The value of being slow and bad at something
This week I started jogging again for the first time in awhile, and it has brought to my attention my extraordinarily slow running speed. This may seem like a humble-brag (oh my gosh, I’m sooo slow when I am out diligently exercising!!), but that’s not my intent, and I hope you’ll stick with me for a moment while I try and play this out.
I “jog” at a pace that barely surpasses the speed of walking. Sometimes when I am out there trotting slowly along, I feel nervous as I come up behind a dog walker on the path, because I am worried that I won’t be able to effectively pass them (especially if I’m going uphill. Hills! So hard).
Here’s a representative example of one of my jogs: (Given how unimpressive and un-motivating my running stats are, it is surprising to me that I do often track my runs, but alas, the urge to track is tough to deny).
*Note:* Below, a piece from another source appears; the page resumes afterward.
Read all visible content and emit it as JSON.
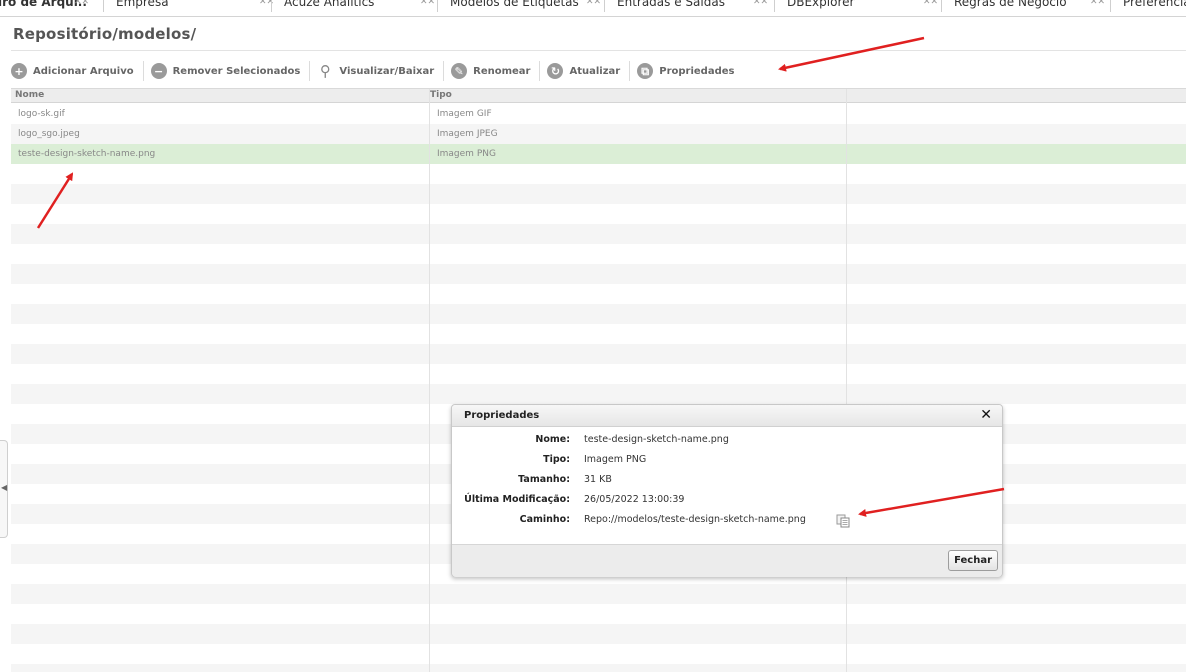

Google confirms that the pace of a brisk walk is 13-20 minutes per mile
Aside from my speed (slow) and distance (short), you’ll also notice that my “run” occurs in a tight circle around a tiny park, which I traverse over and over while also, this week, listening to Harry Potter.
And guess what, I love it, this “jogging” thing I do.
As much as I feel kind-of-embarrassed about my running pace, and as much as I am never, ever going to be one to publish my daily run stats to Facebook or whatever, I think there is something wonderful about the fact that, for me, “going for a run” means essentially walking in circles around a tiny park. In so many parts of my life I am (and, I dare say, a lot of us are) constantly striving to be excellent, fast, noteworthy, always improving. In such a life, I think, one needs areas that are just kind of slow and stagnant and reliably the same, and, dare I say in this ambition-soaked world, easy.
I have many times told myself that I should just train up a little bit, you know, run a little faster, a little longer. That’s what you do when you run. You try to run more and better. But as I get older, I increasingly see the value in not trying to become a faster runner (or a runner at all, you might say). It is tempting to imagine that I could be always improving at everything, but delusional. There are so few times when I allow myself to just……not try to improve. And there is something about it that feels so healthy.
I want to acknowledge here that there is a huge range of human capabilities and everyone has such an individual relationship to any given skill, running included. For some people, going for a run at any speed is out of the question due to physical limitations. For other people, throwing on sneaks and running five miles is nothing. We will all have areas where we shine and others where we don’t. I think that making this explicit for myself in certain domains—choosing consciously to be where I am and not trying to be better—is an important act. It can be tough to let go of a vision of myself sprinting barefoot along a beach for miles, but also quite liberating.
So, this is a thing I do sometimes: I go outside for twenty minutes in running shoes, and I travel very little distance. All my muscles move, and I smell the dewey grass, and I journey again with Harry and Dumbledore into the Pensieve, and I feel waves of comforting familiarity. If I’m lucky, I glimpse a blanket of fog receding towards the ocean, fingers of mist creeping slowly between the multicolored houses on the hill. And that’s it.